Headquarters Army Of The Potomac, April 20, 1865.
I am glad you were so prompt in putting your house in
mourning for the loss of the President, and I am also glad to see the press in
Philadelphia take so much notice of you.
Lyman,1 much to my sorrow and regret, leaves me
to-day, he considering the destruction of Lee's army as justifying his return
home. Lyman is such a good fellow, and has been so intimately connected
personally with me, that I feel his separation as the loss of an old and valued
friend.
I have had for the last two days as guest at my headquarters
Mr. Charles J. Faulkner, late Minister to France. He is on his way to Richmond,
to assist in bringing back Virginia to the Union. He acknowledges the
Confederacy destroyed, is in favor of a convention of the people to rescind the
ordinance of secession, abolish slavery, and ask to be received into the
Union. This is in my judgment the best course to be pursued.
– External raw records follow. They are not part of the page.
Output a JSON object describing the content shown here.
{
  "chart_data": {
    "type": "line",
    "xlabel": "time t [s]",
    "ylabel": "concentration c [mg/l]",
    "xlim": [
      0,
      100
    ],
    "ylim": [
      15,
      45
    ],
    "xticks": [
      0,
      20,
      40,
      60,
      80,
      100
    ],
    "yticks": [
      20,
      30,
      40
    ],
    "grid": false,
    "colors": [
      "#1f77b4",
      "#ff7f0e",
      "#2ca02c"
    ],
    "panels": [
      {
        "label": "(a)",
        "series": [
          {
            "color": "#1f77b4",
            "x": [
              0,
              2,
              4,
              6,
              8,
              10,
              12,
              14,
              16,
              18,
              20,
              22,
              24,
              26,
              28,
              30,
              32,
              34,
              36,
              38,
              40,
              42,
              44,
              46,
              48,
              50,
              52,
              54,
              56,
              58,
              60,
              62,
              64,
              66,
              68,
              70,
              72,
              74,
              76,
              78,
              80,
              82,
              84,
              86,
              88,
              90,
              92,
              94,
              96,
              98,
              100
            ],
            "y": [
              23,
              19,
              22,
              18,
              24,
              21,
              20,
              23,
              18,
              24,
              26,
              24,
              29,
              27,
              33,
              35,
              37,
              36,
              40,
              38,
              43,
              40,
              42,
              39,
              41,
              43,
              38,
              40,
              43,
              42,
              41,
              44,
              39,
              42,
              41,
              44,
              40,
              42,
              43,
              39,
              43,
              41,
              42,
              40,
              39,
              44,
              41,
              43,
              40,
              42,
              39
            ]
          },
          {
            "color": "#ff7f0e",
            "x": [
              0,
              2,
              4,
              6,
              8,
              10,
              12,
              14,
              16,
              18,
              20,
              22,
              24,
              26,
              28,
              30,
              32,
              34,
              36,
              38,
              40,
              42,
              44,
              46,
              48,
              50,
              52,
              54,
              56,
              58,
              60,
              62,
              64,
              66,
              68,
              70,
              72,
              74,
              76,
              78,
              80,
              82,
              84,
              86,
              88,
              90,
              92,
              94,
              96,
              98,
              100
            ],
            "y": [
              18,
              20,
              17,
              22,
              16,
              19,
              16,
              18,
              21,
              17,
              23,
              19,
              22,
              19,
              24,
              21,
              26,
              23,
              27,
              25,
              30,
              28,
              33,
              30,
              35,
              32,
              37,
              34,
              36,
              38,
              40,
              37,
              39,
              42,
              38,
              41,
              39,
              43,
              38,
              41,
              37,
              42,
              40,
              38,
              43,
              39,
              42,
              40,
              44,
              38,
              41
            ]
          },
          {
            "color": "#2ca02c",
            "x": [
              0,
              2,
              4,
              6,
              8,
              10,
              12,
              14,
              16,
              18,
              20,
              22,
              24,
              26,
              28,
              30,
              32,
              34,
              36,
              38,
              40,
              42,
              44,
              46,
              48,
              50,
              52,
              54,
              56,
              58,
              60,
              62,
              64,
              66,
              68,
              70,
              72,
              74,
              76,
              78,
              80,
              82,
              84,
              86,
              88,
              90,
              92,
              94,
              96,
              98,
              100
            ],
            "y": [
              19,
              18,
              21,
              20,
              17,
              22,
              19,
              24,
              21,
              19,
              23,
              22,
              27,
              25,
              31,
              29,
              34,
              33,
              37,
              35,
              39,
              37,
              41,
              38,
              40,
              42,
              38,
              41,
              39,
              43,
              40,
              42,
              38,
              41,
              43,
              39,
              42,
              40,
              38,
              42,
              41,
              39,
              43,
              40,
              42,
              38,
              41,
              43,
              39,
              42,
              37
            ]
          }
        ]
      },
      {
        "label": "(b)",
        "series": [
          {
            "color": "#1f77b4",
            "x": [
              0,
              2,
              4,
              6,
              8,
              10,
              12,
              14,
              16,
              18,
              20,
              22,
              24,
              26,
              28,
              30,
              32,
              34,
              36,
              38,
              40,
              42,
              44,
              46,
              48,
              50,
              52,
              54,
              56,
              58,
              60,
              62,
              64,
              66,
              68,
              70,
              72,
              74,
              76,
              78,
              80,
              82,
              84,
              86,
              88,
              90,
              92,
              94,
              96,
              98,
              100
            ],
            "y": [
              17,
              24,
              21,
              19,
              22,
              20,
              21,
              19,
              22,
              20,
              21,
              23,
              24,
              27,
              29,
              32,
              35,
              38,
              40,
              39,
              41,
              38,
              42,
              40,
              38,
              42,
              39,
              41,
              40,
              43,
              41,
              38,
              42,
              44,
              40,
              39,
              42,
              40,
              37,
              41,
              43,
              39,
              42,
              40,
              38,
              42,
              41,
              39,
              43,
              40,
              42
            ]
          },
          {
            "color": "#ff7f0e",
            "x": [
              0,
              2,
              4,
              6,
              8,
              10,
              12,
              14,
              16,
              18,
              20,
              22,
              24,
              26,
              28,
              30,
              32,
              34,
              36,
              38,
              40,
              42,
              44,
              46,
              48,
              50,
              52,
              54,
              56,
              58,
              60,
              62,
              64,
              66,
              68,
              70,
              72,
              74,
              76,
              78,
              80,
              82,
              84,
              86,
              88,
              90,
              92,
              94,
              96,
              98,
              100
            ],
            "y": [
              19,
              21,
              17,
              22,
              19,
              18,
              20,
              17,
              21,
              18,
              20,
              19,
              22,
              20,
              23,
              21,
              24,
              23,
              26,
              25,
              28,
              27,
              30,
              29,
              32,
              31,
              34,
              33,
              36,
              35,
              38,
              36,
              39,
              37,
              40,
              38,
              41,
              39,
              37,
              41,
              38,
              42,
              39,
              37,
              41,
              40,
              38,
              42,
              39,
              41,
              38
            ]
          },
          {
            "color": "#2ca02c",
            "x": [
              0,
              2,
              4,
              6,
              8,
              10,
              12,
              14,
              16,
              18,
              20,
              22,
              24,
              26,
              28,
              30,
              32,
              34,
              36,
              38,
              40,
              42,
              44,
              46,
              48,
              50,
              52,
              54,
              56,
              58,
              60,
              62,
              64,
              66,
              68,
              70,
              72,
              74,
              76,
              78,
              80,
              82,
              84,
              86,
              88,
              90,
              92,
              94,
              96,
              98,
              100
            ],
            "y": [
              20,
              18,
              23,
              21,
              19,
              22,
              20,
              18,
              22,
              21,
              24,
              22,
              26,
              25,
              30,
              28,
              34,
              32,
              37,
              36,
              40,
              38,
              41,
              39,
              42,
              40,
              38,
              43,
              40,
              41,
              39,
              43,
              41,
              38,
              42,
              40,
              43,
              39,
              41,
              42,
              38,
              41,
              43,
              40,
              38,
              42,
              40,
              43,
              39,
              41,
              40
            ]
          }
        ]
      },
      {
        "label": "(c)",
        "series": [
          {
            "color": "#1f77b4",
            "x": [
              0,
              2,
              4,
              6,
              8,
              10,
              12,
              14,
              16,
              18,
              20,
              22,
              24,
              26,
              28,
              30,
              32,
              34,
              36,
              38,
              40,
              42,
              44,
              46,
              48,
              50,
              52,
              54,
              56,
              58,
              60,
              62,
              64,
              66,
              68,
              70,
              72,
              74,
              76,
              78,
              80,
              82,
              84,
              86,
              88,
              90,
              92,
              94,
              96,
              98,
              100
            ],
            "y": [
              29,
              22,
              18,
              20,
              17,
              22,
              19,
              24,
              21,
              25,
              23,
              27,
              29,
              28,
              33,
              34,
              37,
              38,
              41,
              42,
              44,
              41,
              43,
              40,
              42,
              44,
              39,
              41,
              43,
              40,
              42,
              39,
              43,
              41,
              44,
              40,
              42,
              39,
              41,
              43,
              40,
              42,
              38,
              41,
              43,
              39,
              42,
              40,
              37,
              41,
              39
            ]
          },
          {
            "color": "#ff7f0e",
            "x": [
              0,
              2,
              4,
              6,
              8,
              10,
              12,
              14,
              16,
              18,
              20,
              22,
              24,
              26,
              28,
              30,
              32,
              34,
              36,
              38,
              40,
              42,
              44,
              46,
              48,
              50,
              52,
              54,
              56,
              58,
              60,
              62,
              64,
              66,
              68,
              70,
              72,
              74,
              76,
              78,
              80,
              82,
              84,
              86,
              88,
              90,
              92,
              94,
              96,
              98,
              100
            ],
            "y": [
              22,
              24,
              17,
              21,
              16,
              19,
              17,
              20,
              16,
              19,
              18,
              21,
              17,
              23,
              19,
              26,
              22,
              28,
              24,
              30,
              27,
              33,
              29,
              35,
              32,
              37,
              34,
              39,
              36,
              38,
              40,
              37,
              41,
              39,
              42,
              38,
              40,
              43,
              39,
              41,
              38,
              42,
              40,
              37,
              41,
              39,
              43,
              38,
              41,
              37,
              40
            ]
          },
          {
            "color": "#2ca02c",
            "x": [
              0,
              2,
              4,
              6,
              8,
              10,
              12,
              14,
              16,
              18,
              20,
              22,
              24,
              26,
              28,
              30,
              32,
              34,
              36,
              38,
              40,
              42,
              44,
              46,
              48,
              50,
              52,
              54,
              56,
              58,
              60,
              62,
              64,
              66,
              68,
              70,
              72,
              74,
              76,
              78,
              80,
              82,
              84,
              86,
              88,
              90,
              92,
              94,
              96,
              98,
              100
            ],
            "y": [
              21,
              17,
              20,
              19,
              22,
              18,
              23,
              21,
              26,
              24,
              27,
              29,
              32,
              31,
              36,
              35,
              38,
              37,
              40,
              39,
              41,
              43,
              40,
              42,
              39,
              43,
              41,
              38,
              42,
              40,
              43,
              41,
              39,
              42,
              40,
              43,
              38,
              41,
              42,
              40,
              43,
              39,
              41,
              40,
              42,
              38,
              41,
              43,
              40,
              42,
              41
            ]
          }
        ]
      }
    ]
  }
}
Mr. Faulkner goes
from here to Richmond. We also had yesterday the arrival of a Confederate
officer from Danville, who reported the rumored surrender of Johnston, and the
flight of Jeff. Davis to the region beyond the Mississippi, from whence I have
no doubt he will go into Mexico, and thence to Europe.
_______________
1 Theodore Lyman, aide-de-camp to General Meade.